About
Highly accomplished Data Engineer with a proven track record in optimizing ETL processes, leading large-scale cloud migrations, and enhancing data quality for critical business operations. Expert in cloud platforms (AWS, GCP), data warehousing (Redshift, Snowflake), and building robust data pipelines, consistently delivering measurable improvements in performance, efficiency, and compliance. Seeking to leverage advanced data engineering skills to drive impactful data solutions in a dynamic environment.
Work
Doggo Onboard Adventures LLC
|Data Engineer
→
Summary
Manages a robust data platform, optimizing ETL processes and leading critical cloud migration initiatives to enhance data availability and performance for over 92K daily cruise bookings.
Highlights
Promoted to Data Engineer after a 2-month internship, now managing a data platform processing 92K+ daily cruise bookings from 5 partners with 94% average uptime.
Led Oracle-to-AWS migration, consolidating 30+ legacy systems into Redshift and achieving $125K in annual savings, delivered through bi-weekly Agile sprints.
Improved data freshness from 2-hour batches to near-real-time using Kafka and Kinesis, optimizing for consistent 5-minute latency by resolving initial partition skew issues.
Enhanced data quality practices by implementing dbt framework (60+ models) and Great Expectations, improving automated anomaly detection from 40% to 85%.
Mentored 2 interns on AWS best practices and code review standards, improving team PR turnaround from 5 days to 2 days.
Doggo Onboard Adventures LLC
|Data Engineer Intern
→
Summary
Developed and optimized robust Python ETL frameworks and CI/CD pipelines, significantly improving data processing efficiency and reliability for business intelligence and analytics.
Highlights
Built Python ETL framework processing 50K+ daily records into a dual warehouse architecture (Snowflake, Redshift), implementing error handling to reduce initial 15% failure rate.
Optimized 30+ Oracle PL/SQL procedures by migrating business logic to cloud-native SQL, achieving a 36% performance improvement through query optimization.

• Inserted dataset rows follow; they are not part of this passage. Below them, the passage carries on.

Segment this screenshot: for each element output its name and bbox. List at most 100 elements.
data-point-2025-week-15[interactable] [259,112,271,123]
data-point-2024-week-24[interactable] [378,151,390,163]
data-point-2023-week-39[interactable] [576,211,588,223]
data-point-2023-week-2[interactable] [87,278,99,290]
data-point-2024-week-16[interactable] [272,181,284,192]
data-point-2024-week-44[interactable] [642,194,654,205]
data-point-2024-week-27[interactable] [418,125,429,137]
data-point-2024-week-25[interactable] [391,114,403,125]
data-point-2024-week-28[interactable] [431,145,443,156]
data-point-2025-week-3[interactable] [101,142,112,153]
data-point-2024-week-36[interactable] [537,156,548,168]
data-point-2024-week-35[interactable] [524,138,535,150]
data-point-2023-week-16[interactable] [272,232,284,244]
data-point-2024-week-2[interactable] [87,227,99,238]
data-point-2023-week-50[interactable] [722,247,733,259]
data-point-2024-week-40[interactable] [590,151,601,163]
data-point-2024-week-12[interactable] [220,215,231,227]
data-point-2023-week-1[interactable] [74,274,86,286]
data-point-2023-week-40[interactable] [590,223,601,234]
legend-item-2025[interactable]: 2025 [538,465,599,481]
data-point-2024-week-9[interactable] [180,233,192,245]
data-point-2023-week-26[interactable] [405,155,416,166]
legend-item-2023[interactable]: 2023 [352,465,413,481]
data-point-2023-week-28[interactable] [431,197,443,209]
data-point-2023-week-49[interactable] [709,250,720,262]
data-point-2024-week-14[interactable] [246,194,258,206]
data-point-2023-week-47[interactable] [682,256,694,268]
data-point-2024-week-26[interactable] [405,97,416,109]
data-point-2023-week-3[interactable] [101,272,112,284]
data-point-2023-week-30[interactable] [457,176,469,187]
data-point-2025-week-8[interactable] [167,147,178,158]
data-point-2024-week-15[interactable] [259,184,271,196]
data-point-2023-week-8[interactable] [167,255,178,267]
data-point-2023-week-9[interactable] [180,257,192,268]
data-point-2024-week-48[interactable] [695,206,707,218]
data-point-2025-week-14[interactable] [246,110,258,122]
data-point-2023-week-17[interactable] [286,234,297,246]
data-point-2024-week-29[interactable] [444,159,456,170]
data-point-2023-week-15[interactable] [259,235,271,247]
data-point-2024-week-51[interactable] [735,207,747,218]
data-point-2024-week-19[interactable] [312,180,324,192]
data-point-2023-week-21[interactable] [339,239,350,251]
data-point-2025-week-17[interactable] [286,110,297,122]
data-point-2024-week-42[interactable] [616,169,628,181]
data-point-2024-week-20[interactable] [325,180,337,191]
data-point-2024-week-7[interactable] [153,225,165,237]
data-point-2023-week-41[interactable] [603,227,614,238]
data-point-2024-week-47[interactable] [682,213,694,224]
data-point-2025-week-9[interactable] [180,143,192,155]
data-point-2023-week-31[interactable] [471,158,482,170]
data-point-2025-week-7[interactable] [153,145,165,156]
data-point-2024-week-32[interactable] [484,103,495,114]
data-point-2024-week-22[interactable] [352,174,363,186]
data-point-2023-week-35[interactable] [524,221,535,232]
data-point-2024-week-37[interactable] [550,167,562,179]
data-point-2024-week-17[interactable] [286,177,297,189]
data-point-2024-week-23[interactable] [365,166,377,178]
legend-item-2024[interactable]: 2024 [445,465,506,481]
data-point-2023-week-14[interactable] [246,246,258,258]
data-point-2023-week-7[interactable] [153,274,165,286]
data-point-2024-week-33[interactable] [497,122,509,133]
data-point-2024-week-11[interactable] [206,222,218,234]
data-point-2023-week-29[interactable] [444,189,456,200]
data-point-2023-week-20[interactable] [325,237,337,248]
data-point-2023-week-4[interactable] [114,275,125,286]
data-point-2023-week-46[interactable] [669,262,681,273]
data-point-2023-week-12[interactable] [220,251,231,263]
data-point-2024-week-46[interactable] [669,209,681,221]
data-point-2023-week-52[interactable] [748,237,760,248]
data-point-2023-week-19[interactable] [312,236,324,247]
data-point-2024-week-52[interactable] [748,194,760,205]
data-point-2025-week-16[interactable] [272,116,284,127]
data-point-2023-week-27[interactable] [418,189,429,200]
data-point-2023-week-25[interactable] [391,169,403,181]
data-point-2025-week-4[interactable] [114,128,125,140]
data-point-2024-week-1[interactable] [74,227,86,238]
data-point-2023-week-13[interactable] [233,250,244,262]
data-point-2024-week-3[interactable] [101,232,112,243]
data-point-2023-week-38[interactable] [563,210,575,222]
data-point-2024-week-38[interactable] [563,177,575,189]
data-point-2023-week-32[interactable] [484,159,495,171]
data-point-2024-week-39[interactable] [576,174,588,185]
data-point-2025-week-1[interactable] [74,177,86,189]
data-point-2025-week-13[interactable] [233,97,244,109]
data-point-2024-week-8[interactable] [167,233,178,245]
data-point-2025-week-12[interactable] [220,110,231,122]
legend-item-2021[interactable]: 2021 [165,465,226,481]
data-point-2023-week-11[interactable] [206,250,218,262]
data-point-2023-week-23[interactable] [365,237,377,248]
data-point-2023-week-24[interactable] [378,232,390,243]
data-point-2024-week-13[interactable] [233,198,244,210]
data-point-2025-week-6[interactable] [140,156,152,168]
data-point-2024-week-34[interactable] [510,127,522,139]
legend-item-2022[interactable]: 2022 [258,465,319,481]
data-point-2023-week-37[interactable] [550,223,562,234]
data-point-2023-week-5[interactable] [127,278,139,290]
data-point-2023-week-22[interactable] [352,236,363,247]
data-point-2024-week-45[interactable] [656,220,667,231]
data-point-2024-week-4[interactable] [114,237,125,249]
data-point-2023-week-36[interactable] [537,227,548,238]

Established CI/CD pipeline using GitHub Actions for automated testing and deployment across environments, reducing deployment errors by 80%.
Integrated Oracle Fusion Cloud ERP with S3 data lake, implementing CCPA-compliant data masking and solving API authentication challenges.
Created comprehensive test suite with 20+ dbt tests following SDLC best practices, reducing production incidents from weekly to monthly.
Virginia Tech Transportation Institute
|Data Analyst
→
Summary
Analyzed multimodal transportation data, developed robust data pipelines, and created insightful dashboards to support research objectives and enhance simulation feedback.
Highlights
Built a data pipeline on GCP, processing 1.2GB/hour of multimodal transportation data (video, GPS, telemetry) and achieving sub-200ms latency.
Implemented a data lakehouse on Databricks with Delta Lake, managing 850GB+ research data and reducing query time from 8 to 3 hours using Spark optimization.
Automated 42% of video annotation tasks using Vertex AI and pre-trained BERT models, saving 120 research hours monthly.
Collaborated with the Tesla ADAS team, analyzing 850GB+ research data and improving simulation feedback latency by 9.8%, identifying 3 critical safety edge cases.
Created Tableau dashboards for 15+ researchers, bridging the gap between technical data and research insights through weekly training sessions.
Education
Northeastern University
→
Master's
Data Science
Courses
Advanced Data Modeling
Machine Learning Algorithms
Cloud Computing for Data Science
Virginia Tech
→
Bachelor's
Data Science
Courses
Data Structures and Algorithms
Statistical Methods for Data Science
Database Management Systems
Certificates
AWS Certified Data Engineer - Associate
Issued By
AWS
MySQL 8.0 Database Admin Professional
Issued By
Oracle
MySQL 8.0 Database Developer Oracle Certified Professional
Issued By
Oracle
Oracle Fusion Cloud Applications ERP Process Essentials Certified
Issued By
Oracle
Skills
Programming
Python (pandas, NumPy, PySpark, boto3, asyncio), SQL (PostgreSQL, MySQL, PL/SQL, NoSQL), Bash, R, Scala.
Data Engineering
Apache Airflow, Apache Kafka, Apache Spark, dbt, Databricks, Great Expectations, Delta Lake, GitHub Actions.
Databases
Redshift, Snowflake, PostgreSQL, Oracle, MySQL, Oracle PL/SQL, BigQuery, MongoDB, DynamoDB, Redis.
Cloud Platforms & Services
AWS (S3, Lambda, Kinesis, Glue, Redshift, EMR, CloudWatch), GCP (BigQuery, Dataflow, Vertex AI), Docker, Kubernetes.
Tools
Git, CI/CD (GitHub Actions, Jenkins), Terraform, JIRA, Tableau, Power BI, Jupyter.
Practices
Agile/Scrum, DataOps, CCPA/GDPR Compliance, Data Quality, SDLC.